Lashana drew upon her own experience being raised in a single-parent household and feels that Maria is very much a hero for that, despite not having “superpowers.”
“To play a single mother in the MCU, I think, is really special for audiences both young and old who don’t see that extended on screen. Couple that with bing a fighter pilot, they are also superheroes. She’s able to live her best life both emotionally and physically in the movie, and I think that the creators have made a nice balance for someone who doesn’t have the typical superpowers in that she is injected with power from within and is able to use that and pass that down to her daughter, Monica.”

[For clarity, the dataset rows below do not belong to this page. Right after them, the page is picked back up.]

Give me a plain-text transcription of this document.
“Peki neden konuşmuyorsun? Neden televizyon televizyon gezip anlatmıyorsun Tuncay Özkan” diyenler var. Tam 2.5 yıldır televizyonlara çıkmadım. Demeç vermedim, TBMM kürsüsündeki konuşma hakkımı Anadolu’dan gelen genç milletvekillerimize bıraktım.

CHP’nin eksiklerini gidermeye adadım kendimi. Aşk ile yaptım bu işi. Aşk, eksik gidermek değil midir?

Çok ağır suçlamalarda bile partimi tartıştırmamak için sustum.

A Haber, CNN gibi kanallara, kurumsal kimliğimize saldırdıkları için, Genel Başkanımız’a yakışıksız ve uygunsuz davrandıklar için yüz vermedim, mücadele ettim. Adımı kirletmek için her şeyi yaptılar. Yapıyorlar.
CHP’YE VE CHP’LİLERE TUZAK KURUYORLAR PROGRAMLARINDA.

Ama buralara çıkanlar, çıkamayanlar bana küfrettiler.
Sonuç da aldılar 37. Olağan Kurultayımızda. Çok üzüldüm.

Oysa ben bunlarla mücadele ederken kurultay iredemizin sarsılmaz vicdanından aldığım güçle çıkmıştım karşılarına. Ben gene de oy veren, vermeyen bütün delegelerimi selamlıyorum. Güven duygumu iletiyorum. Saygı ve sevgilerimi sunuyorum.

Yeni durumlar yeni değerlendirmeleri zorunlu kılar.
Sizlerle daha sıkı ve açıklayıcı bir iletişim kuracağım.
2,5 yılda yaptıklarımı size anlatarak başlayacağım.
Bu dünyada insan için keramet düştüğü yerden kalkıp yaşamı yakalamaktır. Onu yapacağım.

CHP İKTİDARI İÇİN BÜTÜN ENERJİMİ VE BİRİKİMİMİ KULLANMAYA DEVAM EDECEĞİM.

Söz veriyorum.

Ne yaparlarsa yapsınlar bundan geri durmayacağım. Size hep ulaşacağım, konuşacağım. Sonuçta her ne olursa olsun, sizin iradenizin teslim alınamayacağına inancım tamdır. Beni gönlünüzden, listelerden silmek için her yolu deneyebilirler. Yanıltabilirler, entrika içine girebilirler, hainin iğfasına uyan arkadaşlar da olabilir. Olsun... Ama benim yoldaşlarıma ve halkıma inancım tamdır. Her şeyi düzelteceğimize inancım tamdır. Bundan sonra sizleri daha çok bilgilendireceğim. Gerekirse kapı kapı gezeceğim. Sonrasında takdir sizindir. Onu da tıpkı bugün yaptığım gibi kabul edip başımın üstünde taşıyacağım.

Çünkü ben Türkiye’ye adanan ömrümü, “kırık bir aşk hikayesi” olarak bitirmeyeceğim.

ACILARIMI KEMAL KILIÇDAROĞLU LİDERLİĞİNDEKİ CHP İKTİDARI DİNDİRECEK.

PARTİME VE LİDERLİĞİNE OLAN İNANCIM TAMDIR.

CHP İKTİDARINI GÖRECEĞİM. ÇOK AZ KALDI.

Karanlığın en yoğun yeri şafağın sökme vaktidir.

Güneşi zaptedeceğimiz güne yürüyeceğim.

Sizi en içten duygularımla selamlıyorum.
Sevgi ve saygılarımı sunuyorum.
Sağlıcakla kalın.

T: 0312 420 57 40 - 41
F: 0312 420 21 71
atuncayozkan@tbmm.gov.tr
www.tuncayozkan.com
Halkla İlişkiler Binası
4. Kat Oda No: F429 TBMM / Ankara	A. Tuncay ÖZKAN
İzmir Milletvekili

To stay in her '90s zone on set, Lashana listened to a steady diet of Aaliyah, 702, SWV, Jade, Monica (of course), Lauryn Hill, Mos Def and Mob Deep. If she could go back and be in any music video from that era she says, “Anything by Missy Elliot. Or any girl group. There was something about girl groups back then that was the truth.”
Just weeks before Captain Marvel's release, I can hear the relief in Lashana’s voice on the phone. Marvel is notorious for their secrecy, and talent is very careful about not giving spoilers out before a film is released. Pre-sales for Captain Marvel have already surpassed $100 million, so celebration is definitely in order.
“It feels glorious to be able to talk about it finally. It’s great that people are already connecting with it. Those who have seen it already are seeing what I knew I was bringing to the movie. The themes that we know should have been in every movie that existed but haven’t, and we have it in abundance. Full female empowerment, female support and the loving in the movie is genuinely sisterly love. We just had a great time and I know everyone will have a whale of a time watching it."
When the trailer for the film dropped, Lashana was home in London chilling in bed and her phone started blowing up again, but this time with messages from friends.
“It was almost like I made up the experience of filming the movie, so when the photos came out it was REAL real. Now I can actually tell people about this adventure I’d been on. People thought I’d just been away auditioning or something.” Of course, the first person she sent the link to was her mom. “Because this is all for her, really.”
Catch Lashana Lynch as Maria Rambeau in Captain Marvel, in theaters March 8!